I am expressing a GFP synonymous variant library in human cells and sequencing its RNA on the nanopore and I am having some trouble analysing the data. Initially, I basecalled all the fast5 files using the super accuracy model in the guppy basecaller, then I discarded the reads having phred quality of less than 10 using nanofilt (filtered reads on the basis of read quality). Then I mapped all the reads to the reference database using the minimap.
After this, I retained all the primary alignments from the SAM file using the flags 0 & 16 (filtered reads on the basis of alignment type). Then I extracted reads from the SAM file on the basis of mapping quality using the MAPQ scores. Minimap SAM files have MAPQ values from 0 to 60 in the fifth column. While 0 indicates the reads that can possibly map to many locations and have the lowest quality, 60 indicates the highest quality and unique reads. I was losing a lot of reads on MAPQ 60, so thought to check a range of MAPQ values: 10, 30, 31 and 60. Then I visualised all these BAM files in IGV. I was thinking that I will get rid of the supplementary, secondary alignments & mismatches as I am doing all these filtering.

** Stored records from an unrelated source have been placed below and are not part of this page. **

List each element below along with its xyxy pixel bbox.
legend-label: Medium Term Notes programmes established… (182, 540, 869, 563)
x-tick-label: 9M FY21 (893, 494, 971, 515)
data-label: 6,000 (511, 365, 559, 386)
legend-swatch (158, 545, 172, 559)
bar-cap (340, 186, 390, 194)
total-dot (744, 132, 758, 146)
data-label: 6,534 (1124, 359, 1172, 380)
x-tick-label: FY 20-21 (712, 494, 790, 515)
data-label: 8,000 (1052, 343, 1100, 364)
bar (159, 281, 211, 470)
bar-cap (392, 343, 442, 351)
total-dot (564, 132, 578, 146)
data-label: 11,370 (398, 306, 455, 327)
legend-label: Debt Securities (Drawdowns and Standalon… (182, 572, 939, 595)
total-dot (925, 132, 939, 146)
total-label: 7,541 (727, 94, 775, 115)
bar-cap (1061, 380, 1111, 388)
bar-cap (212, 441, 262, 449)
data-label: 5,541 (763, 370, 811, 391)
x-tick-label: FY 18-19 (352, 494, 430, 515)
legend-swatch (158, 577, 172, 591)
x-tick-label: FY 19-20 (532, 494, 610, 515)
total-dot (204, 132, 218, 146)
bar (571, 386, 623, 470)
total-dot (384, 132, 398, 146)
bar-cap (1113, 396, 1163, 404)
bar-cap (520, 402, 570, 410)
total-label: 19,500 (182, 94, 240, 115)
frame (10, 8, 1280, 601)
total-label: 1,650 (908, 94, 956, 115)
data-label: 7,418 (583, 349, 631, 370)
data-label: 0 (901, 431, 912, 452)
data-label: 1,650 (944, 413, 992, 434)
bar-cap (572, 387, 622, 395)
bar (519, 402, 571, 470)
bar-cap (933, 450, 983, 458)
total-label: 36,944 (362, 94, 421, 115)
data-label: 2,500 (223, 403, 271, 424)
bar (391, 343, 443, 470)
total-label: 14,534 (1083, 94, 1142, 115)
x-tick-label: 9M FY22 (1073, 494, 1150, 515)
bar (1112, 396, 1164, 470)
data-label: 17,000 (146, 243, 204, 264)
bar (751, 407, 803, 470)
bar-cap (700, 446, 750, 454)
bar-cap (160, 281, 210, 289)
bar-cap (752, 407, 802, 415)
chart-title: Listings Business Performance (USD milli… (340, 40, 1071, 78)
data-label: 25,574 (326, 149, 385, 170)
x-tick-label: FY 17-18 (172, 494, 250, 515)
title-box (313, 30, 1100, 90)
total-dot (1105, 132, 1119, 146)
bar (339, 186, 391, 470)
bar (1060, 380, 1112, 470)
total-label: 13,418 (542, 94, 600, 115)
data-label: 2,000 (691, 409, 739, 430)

Unexpectedly, in the reads with MAPQ >31, I am having some alignments with mismatches:
As you see in the image, upon clicking the reads, IGV says these reads are having supplementary alignments to the other GFP variants. I am so confused why this is happing as I have retained the reads only with the primary alignments using 0 & 16 flags and selected reads with MAPQ>31. I even tried the read with highest value of MAPQ (60), and I am having the same problem there as well.
Can someone please explain what could be wrong or if there is something else that I could do to get rid of these mismatched alignments? In my experiments I am quantifying the RNA expression levels of the variants and such mismatched alignments will introduce bias to my data, that is why I am trying to get the unique reads (one read matching to only one variant).